Today I added a particle-based rain system, which you can see in the latest screen-shots. Currently it generates one thousand particles which are updated every frame based on their velocity. The system itself introduces gusts of wind at random intervals for random lengths of time, and this affects the movement of the particles.

Because rain tends to be at terminal velocity by the time we see it, the particles are given a starting velocity that only changes in the x- and z-dimensions (i.e. horizontal plane). Each frame, before gust influence is calculated, these values are decreased so that the particles will go back to straight downward motion, to simulate air resistance and to give a smooth reduction when a gust stops.

Trees

In the interest of making the simulator more realistic, I have started adding trees to the scene. Initially, I looked at implementing Weber and Penn's algorithm described in Creation and Rendering of Realistic Trees, however it became apparent after reading through and starting to implement a generator that this was not going to be easy, or fast. However, I came across a wonderful application called Arbaro, which is a java implementation of said algorithm for creating trees for POV-Ray.

Arbaro generates POV-Ray inclue files (.inc) which are text descriptions of the vertex, normal, and face data of the tree created. While this makes POV-Ray very portable, it also means it's not the simplest of files to read (binary files are easier, read a header, allocate some memory, read the rest...). So, after a bit of work deciphering the file, and trying to ignore unimportant sections, the simulator now reads in trees generated with Arbaro.

Since Arbaro is generating for a raytracer, it creates leaves for it's trees. Each leaf is comprised of six triangles. I decided that, in order to conserve precious rendering time, I would render leaves as either points, or point-sprites (i.e. particles). That meant I had to average the vertex positions of each triangle, and then average the averages for each leaf to leave me with one vector for each leaf.

The result is this:

Which looks pretty good, so far. Currently the leaves are rendered as anti-aliased points, and with blending enabled this makes them rougly circular. Since the number of leaves is constant, point sizes increase exponentially as the camera approaches the tree, so that gaps aren't left, and foliage appears thicker.

Constant point size:

Variable point size:

The only problem with this is that it makes the trees look a little cartoony close up:

However, I plan to implement point sprites in an effort to rememdy this.

Sprite Fonts

I decided it was time to add text capabilites to the application. Initially, I looked into it and thought that rather than writing my own sprite font class, it would be easier to use the free library glFont2. However, after failing to get it to work correctly (It was just displaying coloured squares on the screen...) I decided to write my own handler.

The result is this:

The font colour can be changed by simply using glColor3f, and is written with a function DrawString(char *, int, int) which allows you to specify a string, and x ad y coordinates on the screen.

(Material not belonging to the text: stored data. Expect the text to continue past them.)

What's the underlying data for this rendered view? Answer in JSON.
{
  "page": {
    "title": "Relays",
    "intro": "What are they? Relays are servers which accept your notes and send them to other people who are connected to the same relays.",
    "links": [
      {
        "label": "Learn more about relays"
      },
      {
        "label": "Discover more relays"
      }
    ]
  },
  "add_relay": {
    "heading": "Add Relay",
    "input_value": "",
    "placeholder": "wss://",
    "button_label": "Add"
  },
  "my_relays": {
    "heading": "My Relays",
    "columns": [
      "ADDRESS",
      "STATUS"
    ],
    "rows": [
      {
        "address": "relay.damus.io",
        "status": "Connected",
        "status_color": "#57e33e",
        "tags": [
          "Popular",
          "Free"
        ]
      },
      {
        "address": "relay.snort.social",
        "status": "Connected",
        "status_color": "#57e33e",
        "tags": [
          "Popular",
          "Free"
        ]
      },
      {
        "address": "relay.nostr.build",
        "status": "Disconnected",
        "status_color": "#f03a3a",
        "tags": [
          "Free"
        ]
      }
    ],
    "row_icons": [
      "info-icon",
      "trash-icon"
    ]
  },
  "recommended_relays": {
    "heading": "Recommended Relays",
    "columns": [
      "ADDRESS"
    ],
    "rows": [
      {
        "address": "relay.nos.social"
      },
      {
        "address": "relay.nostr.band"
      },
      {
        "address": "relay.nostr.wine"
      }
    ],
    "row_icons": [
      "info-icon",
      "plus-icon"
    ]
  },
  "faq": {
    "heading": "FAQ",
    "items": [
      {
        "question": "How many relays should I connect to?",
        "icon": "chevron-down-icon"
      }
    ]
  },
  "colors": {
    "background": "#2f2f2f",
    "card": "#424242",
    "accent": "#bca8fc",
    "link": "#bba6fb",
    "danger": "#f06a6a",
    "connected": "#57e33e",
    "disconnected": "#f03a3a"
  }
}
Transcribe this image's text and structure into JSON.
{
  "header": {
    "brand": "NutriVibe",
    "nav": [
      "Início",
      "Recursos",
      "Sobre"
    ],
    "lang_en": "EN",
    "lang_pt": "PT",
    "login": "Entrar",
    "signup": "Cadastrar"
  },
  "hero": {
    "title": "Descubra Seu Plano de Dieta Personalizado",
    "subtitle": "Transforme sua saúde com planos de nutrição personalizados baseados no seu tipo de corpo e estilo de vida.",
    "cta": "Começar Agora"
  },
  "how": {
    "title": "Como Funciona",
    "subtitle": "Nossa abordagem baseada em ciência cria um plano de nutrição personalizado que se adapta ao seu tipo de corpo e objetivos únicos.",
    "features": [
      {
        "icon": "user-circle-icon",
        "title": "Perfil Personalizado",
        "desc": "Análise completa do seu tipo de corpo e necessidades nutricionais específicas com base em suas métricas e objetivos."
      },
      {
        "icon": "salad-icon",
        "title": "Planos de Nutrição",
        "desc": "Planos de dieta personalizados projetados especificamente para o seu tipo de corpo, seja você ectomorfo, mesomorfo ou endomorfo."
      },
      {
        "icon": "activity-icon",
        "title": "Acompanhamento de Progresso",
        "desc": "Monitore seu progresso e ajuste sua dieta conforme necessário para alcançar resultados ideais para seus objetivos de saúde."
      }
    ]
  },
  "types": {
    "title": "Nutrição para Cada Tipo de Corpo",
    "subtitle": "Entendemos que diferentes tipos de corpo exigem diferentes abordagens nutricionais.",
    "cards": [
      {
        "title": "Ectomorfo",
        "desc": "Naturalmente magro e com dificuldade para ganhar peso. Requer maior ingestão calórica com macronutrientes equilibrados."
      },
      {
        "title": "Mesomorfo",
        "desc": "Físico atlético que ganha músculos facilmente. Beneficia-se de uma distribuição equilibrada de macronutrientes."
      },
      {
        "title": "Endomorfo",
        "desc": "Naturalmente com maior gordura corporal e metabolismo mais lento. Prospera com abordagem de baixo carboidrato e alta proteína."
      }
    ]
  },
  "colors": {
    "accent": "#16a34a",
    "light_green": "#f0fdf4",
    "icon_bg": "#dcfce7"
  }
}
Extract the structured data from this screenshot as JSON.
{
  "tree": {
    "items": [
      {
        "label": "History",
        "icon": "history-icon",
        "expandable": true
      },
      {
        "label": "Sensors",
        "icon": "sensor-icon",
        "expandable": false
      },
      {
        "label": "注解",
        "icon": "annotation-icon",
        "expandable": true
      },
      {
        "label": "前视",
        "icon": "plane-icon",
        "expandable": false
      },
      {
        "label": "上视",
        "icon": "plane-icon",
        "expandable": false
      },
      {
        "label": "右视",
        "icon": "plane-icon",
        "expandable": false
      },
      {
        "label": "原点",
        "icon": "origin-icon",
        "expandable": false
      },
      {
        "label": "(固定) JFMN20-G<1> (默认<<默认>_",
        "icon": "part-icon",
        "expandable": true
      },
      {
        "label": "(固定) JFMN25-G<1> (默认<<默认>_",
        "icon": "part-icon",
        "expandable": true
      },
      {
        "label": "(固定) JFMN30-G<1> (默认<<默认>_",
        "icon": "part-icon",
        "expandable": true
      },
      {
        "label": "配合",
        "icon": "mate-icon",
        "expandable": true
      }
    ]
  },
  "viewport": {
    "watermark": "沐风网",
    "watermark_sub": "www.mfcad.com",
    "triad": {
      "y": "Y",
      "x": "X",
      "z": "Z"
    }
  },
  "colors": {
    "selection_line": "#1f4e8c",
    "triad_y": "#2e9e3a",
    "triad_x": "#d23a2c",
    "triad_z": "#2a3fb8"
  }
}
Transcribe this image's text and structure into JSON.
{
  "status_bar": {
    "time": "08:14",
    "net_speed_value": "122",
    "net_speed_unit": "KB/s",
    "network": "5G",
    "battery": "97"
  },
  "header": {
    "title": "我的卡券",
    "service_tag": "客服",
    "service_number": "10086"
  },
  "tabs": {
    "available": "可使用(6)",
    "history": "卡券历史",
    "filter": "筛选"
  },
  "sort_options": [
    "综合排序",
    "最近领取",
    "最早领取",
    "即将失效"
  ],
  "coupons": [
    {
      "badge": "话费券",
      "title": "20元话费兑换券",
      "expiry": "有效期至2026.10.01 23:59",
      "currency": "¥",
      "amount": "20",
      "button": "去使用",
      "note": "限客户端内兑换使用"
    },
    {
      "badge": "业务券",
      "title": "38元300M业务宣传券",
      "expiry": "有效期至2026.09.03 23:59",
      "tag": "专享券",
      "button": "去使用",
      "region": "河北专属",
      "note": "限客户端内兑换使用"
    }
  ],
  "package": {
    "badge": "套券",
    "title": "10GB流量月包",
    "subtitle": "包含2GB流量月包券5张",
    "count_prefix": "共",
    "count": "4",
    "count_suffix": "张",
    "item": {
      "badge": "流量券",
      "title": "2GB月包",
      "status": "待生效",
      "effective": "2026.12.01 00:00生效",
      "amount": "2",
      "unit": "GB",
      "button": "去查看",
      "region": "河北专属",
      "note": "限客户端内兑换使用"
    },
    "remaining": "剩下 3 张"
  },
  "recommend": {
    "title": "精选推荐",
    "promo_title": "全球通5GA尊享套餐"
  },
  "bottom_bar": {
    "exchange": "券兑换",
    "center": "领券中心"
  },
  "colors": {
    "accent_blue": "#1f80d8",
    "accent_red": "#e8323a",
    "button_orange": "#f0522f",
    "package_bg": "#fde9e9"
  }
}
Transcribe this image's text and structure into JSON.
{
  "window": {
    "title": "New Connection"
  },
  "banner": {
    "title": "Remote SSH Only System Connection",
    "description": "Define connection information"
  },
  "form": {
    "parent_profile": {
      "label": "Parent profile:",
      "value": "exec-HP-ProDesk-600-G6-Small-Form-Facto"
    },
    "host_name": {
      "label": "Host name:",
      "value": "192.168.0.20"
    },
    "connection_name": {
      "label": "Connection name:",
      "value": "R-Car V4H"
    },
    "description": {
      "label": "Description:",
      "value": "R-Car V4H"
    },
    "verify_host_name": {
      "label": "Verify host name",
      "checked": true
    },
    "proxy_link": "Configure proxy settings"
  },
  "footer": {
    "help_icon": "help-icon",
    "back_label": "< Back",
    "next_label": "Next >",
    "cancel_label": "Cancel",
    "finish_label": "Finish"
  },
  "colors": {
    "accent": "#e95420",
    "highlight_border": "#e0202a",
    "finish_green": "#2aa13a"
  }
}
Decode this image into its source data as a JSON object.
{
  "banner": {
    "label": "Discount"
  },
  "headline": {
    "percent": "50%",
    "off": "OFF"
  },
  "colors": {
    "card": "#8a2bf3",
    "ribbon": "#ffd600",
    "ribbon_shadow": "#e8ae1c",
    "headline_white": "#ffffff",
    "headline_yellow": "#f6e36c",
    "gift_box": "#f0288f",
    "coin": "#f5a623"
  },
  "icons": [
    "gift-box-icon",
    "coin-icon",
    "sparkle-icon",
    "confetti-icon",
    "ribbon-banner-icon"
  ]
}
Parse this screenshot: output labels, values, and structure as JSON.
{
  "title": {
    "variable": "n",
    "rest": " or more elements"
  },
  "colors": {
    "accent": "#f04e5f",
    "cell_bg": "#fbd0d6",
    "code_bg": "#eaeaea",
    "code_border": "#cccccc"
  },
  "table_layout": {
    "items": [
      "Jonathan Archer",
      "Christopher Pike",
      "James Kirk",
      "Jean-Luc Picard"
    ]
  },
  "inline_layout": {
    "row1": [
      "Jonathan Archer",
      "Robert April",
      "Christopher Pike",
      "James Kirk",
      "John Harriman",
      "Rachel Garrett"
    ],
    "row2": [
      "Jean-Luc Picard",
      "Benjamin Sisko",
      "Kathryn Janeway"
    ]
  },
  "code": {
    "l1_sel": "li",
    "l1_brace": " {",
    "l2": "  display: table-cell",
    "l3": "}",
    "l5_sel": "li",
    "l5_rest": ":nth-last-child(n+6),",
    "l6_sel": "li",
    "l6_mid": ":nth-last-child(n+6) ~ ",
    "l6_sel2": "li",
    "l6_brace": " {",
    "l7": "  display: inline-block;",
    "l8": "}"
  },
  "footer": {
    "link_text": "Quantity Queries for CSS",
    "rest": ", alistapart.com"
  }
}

It is currently in use to display the camera location within the field in the upper-left corner of the screen, like so:

Implementing this was actually suprisingly easy. ASCII values for the characters needed are in the range 32 to 127, so converting from a char* to a set of ints was easy. With the value for each character, texture coordinates are calculated on a base "font" bitmap file, and drawn to the screen as a textured quad. Simple!